For patients with atrial fibrillation (AF) to respond adequately to cardiac resynchronization therapy, ventricular rate should be strictly controlled to ensure the biventricular pacing rate is as close to 100% as possible.1 For this control, drugs are used that block atrioventricular (AV) conduction. When these fail, atrial node ablation is indicated, although this makes the patient pacemaker dependent. We present the case of a patient with AF with an implanted cardiac resynchronization device, in whom ivabradine was used as an alternative to AV node ablation for heart rate control.
The 60-year old male patient had received a prosthetic mitral valve replacement as treatment for rheumatic mitral stenosis. He was in permanent AF with left bundle branch block. During follow-up, he showed severe systolic left ventricular dysfunction and heart failure in the absence of coronary lesions. A cardiac resynchronization therapy defibrillator was required. During postimplantation follow-up, 74% biventricular pacing was observed despite bisoprolol escalation to the maximum tolerated dose (5mg/12h) and device programming in VVIR mode with a minimum rate of 70 bpm. Digoxin was not administered due to a history of digitalis toxicity and renal failure. Before considering AV node ablation, we decided to try ivabradine (5mg/12h). Eleven days later, the device showed a biventricular pacing rate of 95% (Figure). In subsequent follow-up 1 month after Ivabradine initiation, pacing was maintained at 96% and therefore ablation was not required.
Cardiac resynchronization therapy device register in 2 consecutive follow-up visits (before and after initiation of oral ivabradine). The biventricular pacing rate increased from 71.6% to 94.8% after 11 days of ivabradine treatment. The rate of intrinsic ventricular rhythm (not resynchronized) is expressed as VS and VSR pacing, which corresponds to a pacing algorithm in response to the ventricular beats detected. VP pacing, ventricular pacing; VS, ventricular sensing; VSR, ventricular sensing response.
Ivabradine is an inhibitor of If current, which is the main determinant of sinus node discharge rate. The beneficial effect as a drug that slows heart rate in patients with sinus rhythm has been clearly demonstrated, both in coronary artery disease and in heart failure.

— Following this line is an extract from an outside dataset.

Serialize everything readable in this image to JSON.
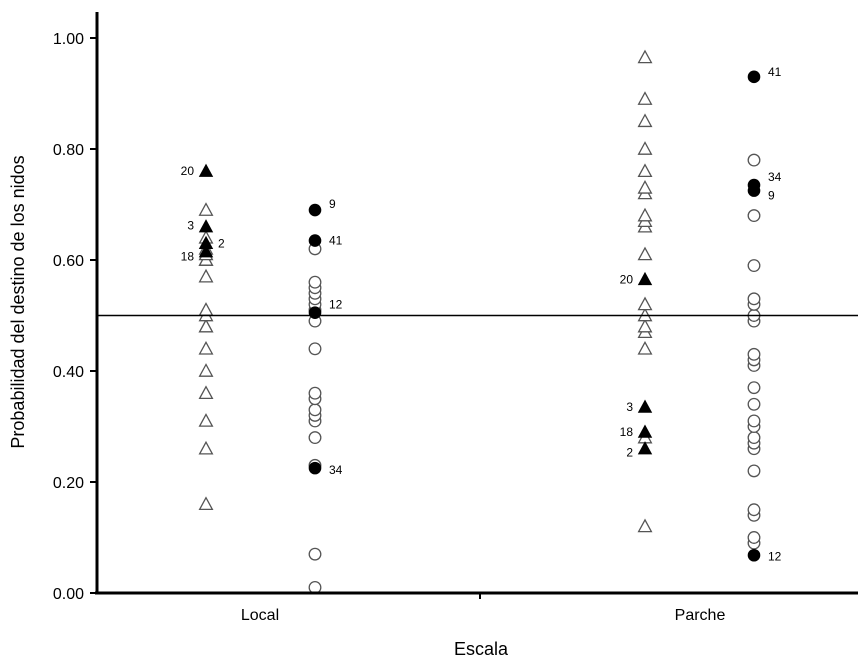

However, the sodium channel that controls If current is not located exclusively in the sinus node but is also present in high concentrations both in the compact AV node and in the posterior nodal extension.2 In addition to determining the automaticity of the subsidiary sinus node pacemaker, If current also seems to be directly related to the conduction properties of the AV node (impulse conductivity). In a clinical trial administering either an If current inhibitor (zatabradine) or placebo to patients without structural heart disease, active treatment induced a significant increase in the electrophysiological parameters of node conduction (AH interval, AV nodal effective refractory period, and Wenckebach cycle length).3 More recently, ivabradine has also been found to exercise this depressor effect on node conduction. In an animal model published by Verrier et al.,4 ivabradine administration during paced atrial rhythm led to a lengthening of the PR and AH intervals. This was more marked at rapid atrial pacing rates (use dependence) without affecting His-Purkinje system conduction or QT interval. When the drug was administered during AF, decreased ventricular response was observed without affecting the dominant atrial rates.
There is less extensive experience with ivabradine as a drug for controlling ventricular response during AF in humans. In a small case series, oral administration of ivabradine improved control of ventricular response and functional capacity in 4 of the 6 patients with rapid AF, despite treatment with beta blockers.5 More recently, a clinical trial with 32 patients with AF showed that ivabradine significantly decreased average and maximum heart rates compared with placebo, with no relevant changes in minimum heart rate after 1 month of treatment.6
Very few drugs are available to control heart rate for patients with ventricular dysfunction and therefore AV node ablation is often indicated. The safety of ivabradine, demonstrated in large clinical trials in patients at risk (coronary artery disease and heart failure), in conjunction with the lack of vasodilatory effects or myocardial contractility depression, make it a promising option for control of ventricular response in patients with AF. The inclusion of ivabradine in the therapeutic arsenal for inhibition of AV node conduction should be supported by ad hoc clinical trials.